[Chaihu Longgu Muli decoction combined with acupuncture at back-shu points for chronic fatigue syndrome].
Qi, Yuangang, Song, Shoujiang, Dou, Zhiqiang et al. · Zhongguo zhen jiu = Chinese acupuncture & moxibustion · 2017 · DOI
Quick Summary
This study tested whether combining a traditional Chinese herbal medicine (Chaihu Longgu Muli decoction) with acupuncture works better than the herb alone for chronic fatigue syndrome. Sixty patients received either the herbal treatment for one month, or the same herbs plus 30-minute acupuncture sessions at specific back points over three treatment courses. Both groups improved, but the combination of herbs and acupuncture produced greater reductions in fatigue and anxiety than the herb alone.
Why It Matters
For ME/CFS patients seeking integrated treatment options, this study suggests that combining traditional herbal medicine with targeted acupuncture may produce greater symptom relief than either approach alone. Understanding whether combination therapies offer additive benefits could help patients and clinicians design more effective treatment plans, particularly in healthcare systems where these modalities are available.
Observed Findings
Both groups showed significant reductions in FS-14 total scores, body fatigue subscores, and mental fatigue subscores after treatment (p<0.01)

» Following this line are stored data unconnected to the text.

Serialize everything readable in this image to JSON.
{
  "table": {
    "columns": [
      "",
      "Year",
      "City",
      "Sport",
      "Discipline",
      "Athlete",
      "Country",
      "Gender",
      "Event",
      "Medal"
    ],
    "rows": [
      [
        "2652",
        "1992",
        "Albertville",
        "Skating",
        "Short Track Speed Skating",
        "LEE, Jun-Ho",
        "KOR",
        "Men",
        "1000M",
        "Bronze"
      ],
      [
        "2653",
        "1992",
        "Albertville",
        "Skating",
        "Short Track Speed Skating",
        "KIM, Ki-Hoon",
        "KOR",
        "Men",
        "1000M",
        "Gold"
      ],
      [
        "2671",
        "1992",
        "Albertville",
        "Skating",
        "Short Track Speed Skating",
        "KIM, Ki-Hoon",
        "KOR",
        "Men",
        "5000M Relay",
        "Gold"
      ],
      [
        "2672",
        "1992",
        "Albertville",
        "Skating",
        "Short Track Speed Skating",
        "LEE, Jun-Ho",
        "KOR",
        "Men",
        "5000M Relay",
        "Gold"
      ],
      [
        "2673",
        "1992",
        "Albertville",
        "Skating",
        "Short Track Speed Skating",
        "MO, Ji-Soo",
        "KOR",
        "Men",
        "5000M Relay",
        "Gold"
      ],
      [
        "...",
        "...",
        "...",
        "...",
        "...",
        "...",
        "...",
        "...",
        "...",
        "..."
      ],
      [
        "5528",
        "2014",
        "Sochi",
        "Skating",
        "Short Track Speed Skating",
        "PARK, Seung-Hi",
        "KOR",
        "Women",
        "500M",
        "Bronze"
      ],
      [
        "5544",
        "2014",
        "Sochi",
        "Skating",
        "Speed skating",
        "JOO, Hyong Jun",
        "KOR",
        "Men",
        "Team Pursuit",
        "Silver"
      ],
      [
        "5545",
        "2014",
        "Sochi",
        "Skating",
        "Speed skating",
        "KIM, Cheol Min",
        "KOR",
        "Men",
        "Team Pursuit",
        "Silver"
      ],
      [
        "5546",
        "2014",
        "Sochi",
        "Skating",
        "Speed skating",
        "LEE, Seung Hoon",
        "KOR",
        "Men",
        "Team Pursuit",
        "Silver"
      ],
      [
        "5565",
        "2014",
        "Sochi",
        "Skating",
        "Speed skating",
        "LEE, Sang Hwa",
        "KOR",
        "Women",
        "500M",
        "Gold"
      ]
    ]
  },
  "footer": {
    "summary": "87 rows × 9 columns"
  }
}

Both groups showed significant reductions in Self-Rating Anxiety Scale (SAS) scores after treatment (p<0.01)
The combination group (herbal + acupuncture) achieved significantly greater improvements in all measures compared to herbal-only group (p<0.01)
Improvements were observed within a one-month treatment window for the herbal group and three weeks of acupuncture treatment for the combination group
Inferred Conclusions
Chaihu Longgu Muli decoction is effective for reducing both physical and mental fatigue in CFS patients
The addition of acupuncture at back-shu points enhances the therapeutic effects of the herbal medicine
Combined traditional Chinese medicine and acupuncture represents a potentially superior approach to monotherapy for CFS symptom management
Remaining Questions
Do these improvements persist beyond the treatment period, or is long-term maintenance therapy required?
Which component of the combination therapy (the specific herbal formula, acupuncture point selection, or their synergistic interaction) drives the superior outcomes?
What This Study Does Not Prove
This study does not establish whether the improvements were due to the specific herbal formula, the acupuncture, or general treatment effects (placebo response, therapeutic attention, natural recovery). The lack of a true placebo or standard-care control group means we cannot rule out non-specific healing effects. The findings also cannot be generalized beyond the study population or confirm these results would replicate in other geographic or healthcare contexts.